# Obedience / Schutzhund Training



## jgmeeks (Jul 7, 2009)

Found this place online and it happens to be only 15 minutes or so away from me, in a small town I never travel too lol...what do you think just by the website, or has anyone actually heard of this guy.

http://www.schutzhundk9.com/index.html


----------



## GSD4LIFE21 (Mar 8, 2007)

I personally wouldnt buy from a breeder that mixed showlines with working lines..


----------



## phgsd (Jun 6, 2004)

I have heard of him - I don't remember where or what was said, but he does have an impressive resume.

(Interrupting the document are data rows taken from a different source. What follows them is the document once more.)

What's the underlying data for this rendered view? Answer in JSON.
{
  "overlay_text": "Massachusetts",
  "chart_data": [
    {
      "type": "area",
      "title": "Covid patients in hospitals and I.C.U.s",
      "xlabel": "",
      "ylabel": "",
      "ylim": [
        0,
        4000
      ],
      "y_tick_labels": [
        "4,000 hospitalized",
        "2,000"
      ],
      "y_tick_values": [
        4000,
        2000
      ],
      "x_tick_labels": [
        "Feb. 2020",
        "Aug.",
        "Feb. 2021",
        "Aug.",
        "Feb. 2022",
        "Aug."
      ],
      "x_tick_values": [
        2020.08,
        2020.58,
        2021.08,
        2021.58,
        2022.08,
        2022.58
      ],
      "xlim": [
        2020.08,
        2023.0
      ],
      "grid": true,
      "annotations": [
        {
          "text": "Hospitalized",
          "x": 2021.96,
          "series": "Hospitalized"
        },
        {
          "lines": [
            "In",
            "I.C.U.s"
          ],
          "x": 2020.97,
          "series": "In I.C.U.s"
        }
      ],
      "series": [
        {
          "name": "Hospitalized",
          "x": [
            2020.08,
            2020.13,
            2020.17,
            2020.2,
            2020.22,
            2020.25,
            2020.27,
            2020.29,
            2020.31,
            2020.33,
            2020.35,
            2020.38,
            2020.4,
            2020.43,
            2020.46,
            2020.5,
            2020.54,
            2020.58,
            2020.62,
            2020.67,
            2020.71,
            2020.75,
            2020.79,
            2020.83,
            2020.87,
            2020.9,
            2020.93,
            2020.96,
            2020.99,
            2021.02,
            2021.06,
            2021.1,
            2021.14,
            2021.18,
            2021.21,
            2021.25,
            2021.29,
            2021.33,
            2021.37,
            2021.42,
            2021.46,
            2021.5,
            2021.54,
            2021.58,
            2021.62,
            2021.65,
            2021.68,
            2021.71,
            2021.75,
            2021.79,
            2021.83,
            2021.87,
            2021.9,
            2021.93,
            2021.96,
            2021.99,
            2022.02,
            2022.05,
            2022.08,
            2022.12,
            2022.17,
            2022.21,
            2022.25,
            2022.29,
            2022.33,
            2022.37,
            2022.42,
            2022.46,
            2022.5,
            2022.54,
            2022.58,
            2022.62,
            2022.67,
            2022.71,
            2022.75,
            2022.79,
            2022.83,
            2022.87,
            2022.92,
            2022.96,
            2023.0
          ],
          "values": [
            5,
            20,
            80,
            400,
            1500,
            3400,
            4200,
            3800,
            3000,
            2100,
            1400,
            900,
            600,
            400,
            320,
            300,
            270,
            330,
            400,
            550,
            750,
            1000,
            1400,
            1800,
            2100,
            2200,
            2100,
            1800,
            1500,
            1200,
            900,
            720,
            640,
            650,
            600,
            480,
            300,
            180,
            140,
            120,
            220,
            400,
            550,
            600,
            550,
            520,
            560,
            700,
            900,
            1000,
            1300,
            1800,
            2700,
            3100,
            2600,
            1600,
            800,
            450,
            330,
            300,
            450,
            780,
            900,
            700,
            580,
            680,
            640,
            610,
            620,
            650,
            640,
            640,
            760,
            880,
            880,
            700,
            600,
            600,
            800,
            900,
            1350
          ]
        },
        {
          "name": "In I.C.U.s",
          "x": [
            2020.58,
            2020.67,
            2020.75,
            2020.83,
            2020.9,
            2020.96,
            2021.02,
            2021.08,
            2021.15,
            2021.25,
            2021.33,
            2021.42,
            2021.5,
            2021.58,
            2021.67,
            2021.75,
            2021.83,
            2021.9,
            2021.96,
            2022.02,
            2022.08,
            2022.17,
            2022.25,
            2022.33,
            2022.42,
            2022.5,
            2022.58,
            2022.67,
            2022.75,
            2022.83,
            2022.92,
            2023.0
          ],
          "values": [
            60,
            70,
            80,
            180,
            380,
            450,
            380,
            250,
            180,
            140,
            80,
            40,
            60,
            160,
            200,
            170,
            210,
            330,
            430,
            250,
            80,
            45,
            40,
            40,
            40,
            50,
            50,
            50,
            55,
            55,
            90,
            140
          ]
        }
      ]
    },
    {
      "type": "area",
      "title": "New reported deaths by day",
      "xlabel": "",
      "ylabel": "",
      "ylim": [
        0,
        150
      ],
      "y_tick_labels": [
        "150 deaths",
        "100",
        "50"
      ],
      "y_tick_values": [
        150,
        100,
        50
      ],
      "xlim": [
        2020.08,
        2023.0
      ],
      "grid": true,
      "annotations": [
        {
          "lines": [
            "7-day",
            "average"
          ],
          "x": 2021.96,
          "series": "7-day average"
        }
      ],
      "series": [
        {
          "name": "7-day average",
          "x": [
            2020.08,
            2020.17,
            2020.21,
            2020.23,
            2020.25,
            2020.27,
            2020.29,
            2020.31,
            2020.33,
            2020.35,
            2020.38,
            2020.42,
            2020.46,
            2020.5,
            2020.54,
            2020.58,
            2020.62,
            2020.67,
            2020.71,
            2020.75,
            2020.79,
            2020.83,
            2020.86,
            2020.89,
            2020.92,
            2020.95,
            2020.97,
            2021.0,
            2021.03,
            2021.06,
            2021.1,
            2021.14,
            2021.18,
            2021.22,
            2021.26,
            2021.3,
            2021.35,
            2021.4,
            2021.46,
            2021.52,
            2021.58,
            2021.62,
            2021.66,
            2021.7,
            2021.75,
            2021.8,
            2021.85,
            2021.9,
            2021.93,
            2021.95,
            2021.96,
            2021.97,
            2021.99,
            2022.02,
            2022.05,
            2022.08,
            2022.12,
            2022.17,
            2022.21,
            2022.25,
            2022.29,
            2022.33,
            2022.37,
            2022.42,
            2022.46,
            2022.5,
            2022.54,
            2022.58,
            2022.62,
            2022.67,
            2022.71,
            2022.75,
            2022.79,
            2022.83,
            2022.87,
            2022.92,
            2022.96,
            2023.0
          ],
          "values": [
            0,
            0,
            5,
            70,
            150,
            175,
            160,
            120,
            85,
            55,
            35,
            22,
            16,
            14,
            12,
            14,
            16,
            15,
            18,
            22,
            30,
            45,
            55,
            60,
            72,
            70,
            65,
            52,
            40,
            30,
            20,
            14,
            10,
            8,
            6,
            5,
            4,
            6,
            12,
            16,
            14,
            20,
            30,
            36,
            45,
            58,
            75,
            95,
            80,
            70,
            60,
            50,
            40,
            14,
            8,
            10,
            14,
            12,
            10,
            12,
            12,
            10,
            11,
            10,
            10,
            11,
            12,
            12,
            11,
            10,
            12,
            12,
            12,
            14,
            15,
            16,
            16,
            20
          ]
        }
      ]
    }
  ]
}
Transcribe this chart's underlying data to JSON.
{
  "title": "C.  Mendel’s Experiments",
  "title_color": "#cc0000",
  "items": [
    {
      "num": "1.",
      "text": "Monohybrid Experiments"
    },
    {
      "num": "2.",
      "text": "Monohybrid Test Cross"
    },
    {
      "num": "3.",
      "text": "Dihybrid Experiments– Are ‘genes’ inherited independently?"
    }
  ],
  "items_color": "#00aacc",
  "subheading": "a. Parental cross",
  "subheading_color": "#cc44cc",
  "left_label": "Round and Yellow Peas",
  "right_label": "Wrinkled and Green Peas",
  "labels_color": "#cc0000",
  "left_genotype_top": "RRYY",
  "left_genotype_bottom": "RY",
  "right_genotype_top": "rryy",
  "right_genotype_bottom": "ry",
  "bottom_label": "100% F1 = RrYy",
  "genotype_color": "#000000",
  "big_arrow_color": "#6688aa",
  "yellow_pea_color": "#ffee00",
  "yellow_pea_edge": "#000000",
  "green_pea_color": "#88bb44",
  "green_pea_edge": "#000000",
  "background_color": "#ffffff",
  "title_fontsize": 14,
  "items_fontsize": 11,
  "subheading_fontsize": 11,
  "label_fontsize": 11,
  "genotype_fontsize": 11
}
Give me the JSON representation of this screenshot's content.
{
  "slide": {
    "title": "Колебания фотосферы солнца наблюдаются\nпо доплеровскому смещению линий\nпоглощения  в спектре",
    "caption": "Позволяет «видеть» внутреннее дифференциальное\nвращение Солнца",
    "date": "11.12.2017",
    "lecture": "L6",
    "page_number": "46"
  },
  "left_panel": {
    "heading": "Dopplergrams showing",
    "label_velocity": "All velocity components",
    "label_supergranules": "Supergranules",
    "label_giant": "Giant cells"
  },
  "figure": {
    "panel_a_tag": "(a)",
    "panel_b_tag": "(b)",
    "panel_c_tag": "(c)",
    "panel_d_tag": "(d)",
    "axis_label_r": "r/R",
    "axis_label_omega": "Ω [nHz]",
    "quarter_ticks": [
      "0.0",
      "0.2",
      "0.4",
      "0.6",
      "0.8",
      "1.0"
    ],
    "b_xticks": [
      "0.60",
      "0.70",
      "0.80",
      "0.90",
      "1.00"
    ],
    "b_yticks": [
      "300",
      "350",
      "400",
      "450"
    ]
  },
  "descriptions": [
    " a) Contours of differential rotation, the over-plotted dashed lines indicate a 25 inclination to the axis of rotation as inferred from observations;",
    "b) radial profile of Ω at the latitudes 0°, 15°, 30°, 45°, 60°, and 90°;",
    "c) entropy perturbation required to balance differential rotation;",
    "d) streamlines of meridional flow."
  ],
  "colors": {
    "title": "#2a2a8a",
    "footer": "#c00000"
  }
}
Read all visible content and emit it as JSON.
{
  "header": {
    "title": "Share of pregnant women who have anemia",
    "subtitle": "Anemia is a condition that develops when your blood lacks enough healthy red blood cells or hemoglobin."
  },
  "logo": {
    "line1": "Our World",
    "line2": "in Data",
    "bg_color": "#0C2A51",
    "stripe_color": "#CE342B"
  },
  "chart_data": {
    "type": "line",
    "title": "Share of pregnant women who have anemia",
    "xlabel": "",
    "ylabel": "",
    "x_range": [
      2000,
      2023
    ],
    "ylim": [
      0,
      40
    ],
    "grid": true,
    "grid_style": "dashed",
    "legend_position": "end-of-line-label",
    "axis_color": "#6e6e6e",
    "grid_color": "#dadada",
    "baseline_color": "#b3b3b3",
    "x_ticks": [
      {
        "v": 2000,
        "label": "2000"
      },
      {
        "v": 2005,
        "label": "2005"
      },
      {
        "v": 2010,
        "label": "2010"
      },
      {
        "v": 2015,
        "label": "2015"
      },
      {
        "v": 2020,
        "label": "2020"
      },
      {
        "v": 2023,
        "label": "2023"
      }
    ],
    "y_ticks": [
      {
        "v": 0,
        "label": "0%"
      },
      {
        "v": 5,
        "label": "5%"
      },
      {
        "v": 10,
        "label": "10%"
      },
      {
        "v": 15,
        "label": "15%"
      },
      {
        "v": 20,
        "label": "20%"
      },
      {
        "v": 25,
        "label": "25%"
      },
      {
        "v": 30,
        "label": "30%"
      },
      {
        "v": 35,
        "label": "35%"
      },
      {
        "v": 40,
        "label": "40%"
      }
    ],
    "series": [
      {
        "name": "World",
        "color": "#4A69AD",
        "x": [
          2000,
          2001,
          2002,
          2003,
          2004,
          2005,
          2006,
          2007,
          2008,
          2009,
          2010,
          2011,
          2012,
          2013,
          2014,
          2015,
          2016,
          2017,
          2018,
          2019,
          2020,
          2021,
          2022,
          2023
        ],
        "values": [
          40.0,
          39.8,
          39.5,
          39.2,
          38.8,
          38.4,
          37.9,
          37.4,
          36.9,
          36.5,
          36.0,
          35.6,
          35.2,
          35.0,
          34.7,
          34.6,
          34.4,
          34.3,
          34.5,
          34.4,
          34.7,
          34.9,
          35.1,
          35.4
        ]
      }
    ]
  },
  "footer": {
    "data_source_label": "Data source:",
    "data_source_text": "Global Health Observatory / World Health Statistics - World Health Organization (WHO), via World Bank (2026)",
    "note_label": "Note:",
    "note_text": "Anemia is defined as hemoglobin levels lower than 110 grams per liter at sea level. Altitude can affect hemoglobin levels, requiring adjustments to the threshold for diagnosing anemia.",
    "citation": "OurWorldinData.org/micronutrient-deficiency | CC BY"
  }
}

He's been in the breed for a long time and is a judge - so he's not just another one of those clueless people who decide they want to do protection training but have no experience. I would see if you can arrange to visit and see how you like him and see how your dog does.
I wouldn't make any blanket statements about mixing lines - a good dog is a good dog







There are many people who don't know what they're doing when mixing the two but I have seen 2 nice show/working line mixes and I've heard of several others. If the dogs complement each other well, and the breeder is experienced then it's not something that would turn me off.


----------



## Smithie86 (Jan 9, 2001)

Joe Tackett has been in the sport for YEARS. Trained and titled dogs himself.

Check him out and see what you think in person.


----------